Teoride, sodyum florür basit maddelerden de elde edilebilir: sodyum ve flor. Bu reaksiyon, pratikte çok nadiren gerçekleştirilmesine rağmen çok şiddetli bir şekilde ilerler.
F2 + 2Na → 2NaF
Elde etmenin başka bir yolu da diflorohidrat ve bazı karmaşık tuzların termal bozunmasıdır. Bu durumda çok yüksek saflıkta bir ürün elde edilir.
Na(HF2) → NaF + HF
Basit florin sodyum bromat veya ürün olarak sodyum içeren diğer oksitleyicilerle oksitlenmesi sırasındasodyum florür üretebilir.
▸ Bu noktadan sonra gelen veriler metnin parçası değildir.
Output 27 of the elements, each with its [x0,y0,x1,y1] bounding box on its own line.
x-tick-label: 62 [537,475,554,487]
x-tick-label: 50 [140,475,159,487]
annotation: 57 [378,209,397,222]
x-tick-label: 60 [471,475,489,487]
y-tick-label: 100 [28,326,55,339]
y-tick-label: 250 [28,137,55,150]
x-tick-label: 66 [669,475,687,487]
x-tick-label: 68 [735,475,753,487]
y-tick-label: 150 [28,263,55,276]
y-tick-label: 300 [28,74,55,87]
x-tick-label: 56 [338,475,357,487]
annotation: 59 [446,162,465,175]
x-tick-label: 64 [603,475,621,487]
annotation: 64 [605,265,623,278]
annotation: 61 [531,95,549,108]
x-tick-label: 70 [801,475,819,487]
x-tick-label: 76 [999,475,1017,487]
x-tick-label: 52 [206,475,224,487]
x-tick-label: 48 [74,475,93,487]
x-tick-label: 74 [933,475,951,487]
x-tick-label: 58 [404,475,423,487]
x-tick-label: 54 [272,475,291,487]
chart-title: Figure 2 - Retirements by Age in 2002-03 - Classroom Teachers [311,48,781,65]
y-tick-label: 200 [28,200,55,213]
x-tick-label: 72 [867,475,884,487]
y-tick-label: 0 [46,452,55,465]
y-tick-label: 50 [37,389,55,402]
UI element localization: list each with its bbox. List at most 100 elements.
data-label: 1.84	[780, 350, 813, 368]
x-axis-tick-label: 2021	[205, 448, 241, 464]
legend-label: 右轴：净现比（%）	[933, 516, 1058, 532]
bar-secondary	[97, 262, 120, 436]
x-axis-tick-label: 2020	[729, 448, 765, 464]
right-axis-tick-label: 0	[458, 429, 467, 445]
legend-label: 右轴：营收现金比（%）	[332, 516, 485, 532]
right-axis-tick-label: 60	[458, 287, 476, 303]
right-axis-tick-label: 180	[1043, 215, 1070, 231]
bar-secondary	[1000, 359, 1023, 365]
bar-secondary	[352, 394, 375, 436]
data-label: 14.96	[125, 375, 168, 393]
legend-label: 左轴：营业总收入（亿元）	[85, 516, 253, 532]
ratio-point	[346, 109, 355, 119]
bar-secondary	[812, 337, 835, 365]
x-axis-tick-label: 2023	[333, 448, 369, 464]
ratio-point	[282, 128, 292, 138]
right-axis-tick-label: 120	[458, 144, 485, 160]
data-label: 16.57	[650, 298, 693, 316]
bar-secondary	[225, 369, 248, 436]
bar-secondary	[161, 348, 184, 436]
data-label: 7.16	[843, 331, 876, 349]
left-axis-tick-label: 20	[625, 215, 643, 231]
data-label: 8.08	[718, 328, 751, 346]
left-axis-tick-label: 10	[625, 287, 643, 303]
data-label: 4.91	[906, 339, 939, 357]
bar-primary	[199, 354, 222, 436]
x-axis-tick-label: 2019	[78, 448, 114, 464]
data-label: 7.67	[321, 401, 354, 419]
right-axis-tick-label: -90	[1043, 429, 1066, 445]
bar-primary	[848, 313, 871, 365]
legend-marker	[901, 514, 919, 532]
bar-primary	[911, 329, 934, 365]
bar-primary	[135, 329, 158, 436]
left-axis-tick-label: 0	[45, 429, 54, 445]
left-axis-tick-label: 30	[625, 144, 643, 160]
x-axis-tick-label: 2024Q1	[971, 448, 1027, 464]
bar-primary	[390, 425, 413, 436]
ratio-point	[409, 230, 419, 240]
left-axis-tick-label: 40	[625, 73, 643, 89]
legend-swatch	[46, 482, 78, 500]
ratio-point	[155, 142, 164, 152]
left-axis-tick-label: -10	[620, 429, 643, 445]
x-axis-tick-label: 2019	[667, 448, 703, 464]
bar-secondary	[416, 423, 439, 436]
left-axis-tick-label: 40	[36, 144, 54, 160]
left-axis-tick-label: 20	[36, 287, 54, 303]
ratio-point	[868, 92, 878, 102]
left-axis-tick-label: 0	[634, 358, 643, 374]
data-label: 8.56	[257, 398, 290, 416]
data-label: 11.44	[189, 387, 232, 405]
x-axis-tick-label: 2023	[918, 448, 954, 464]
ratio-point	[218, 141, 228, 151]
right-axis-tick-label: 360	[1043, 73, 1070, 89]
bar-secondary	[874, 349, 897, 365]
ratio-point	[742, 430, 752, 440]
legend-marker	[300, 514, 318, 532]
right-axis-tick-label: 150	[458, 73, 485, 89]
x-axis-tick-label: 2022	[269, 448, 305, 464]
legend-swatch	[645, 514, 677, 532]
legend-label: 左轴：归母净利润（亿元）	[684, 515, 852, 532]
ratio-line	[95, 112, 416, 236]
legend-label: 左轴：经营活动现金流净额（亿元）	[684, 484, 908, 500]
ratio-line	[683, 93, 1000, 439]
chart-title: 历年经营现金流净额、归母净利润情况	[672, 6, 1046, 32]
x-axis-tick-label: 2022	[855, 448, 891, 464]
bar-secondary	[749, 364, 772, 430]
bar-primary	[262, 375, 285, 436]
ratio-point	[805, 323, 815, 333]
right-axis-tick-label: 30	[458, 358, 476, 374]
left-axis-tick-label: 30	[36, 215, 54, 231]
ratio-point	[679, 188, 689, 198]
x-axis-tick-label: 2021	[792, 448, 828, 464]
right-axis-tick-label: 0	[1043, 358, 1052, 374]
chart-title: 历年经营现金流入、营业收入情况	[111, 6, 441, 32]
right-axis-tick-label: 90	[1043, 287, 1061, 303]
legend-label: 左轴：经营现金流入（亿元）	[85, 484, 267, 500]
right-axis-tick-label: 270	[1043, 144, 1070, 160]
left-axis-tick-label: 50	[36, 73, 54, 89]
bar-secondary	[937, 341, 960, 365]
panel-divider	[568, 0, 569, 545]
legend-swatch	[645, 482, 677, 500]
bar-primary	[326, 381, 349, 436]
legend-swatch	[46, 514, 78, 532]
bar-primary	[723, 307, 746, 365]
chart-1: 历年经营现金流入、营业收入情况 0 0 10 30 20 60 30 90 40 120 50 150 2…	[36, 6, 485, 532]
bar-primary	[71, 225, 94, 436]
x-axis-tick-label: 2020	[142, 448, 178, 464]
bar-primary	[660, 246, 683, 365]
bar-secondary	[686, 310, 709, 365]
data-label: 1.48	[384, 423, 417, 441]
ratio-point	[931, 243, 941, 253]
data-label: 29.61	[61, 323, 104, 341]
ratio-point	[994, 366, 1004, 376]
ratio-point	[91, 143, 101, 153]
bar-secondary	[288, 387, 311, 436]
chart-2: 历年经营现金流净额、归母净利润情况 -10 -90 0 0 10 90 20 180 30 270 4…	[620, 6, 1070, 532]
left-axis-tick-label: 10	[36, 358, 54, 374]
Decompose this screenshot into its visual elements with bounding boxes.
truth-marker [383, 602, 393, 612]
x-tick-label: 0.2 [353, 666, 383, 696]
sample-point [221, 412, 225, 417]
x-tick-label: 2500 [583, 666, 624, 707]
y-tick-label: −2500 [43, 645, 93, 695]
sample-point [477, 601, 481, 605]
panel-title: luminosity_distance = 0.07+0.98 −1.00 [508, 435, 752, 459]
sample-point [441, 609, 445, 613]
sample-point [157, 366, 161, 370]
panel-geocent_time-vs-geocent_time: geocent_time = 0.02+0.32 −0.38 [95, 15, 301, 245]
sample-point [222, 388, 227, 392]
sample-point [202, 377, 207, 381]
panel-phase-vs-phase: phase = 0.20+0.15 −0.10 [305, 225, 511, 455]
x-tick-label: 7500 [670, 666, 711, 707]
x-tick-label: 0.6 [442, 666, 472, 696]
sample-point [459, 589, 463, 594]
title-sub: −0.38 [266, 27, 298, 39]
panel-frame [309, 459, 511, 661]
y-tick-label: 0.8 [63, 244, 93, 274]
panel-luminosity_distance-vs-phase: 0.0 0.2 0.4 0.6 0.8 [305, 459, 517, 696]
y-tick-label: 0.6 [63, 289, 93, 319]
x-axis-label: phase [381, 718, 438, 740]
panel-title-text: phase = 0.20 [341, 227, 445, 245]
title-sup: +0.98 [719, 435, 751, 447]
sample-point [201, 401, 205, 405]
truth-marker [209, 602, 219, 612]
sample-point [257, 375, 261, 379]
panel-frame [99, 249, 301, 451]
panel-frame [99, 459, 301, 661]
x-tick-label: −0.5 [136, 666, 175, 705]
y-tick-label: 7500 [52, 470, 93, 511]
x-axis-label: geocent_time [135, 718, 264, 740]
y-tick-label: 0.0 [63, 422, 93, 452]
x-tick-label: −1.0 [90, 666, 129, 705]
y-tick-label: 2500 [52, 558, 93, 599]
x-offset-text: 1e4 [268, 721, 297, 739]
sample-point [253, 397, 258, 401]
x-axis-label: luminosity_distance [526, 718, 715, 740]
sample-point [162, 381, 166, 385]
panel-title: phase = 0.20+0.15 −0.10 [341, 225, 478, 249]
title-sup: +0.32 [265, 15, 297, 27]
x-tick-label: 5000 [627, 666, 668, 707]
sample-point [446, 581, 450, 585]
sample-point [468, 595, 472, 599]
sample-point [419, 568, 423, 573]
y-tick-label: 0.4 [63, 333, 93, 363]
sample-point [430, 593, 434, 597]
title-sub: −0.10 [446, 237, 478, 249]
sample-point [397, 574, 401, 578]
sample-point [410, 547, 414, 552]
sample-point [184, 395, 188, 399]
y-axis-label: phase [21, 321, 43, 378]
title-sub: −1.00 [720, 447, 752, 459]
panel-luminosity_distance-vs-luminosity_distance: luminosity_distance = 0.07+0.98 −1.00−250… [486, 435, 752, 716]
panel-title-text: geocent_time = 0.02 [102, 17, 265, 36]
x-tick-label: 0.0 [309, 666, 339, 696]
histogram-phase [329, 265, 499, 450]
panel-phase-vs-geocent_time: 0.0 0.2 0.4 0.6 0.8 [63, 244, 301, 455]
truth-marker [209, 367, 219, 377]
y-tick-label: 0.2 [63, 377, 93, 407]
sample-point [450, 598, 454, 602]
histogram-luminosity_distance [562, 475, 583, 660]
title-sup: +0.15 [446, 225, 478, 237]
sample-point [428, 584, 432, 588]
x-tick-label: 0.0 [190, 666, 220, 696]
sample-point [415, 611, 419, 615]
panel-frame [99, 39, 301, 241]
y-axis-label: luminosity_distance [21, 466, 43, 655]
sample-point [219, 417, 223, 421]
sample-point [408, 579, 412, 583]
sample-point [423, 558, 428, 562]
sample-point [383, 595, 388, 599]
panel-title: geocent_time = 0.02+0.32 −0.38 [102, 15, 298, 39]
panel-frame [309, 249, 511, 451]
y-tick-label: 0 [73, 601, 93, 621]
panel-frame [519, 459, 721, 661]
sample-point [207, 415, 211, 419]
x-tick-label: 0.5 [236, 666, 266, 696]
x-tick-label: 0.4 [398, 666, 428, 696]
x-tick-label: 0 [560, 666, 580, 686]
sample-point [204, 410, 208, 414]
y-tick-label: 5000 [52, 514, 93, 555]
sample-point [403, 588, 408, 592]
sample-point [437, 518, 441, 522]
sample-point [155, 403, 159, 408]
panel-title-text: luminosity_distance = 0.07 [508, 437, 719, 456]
F2 + NaBrO3+ 2NaOH → NaBrO4 + 2NaF + H 2O
Boron triflorürü sodyum hidrit ile reaksiyona sokarak bu tuz da elde edilebilir.
BF3 + NaOH → Na3BO3 + NaF + H 2O
Fiziksel özellikler
Sodyum florür beyaz kristal bir katıdır. Erime noktası - 992°C, kaynama noktası - 1700°C. Sıcak değil. Sodyum florürün kimyasal bağı iyonik olduğundan, suda yüksek oranda çözünür ve daha da iyisi hidrojen florürde. Organik çözücülerde hemen hemen çözünmez. Higroskopik değildir ve kristal hidratlar oluşturmaz.
Kimyasal özellikler
Sulu çözeltilerde, sodyum florür ayrışır ve karmaşık bir bileşik oluşturur.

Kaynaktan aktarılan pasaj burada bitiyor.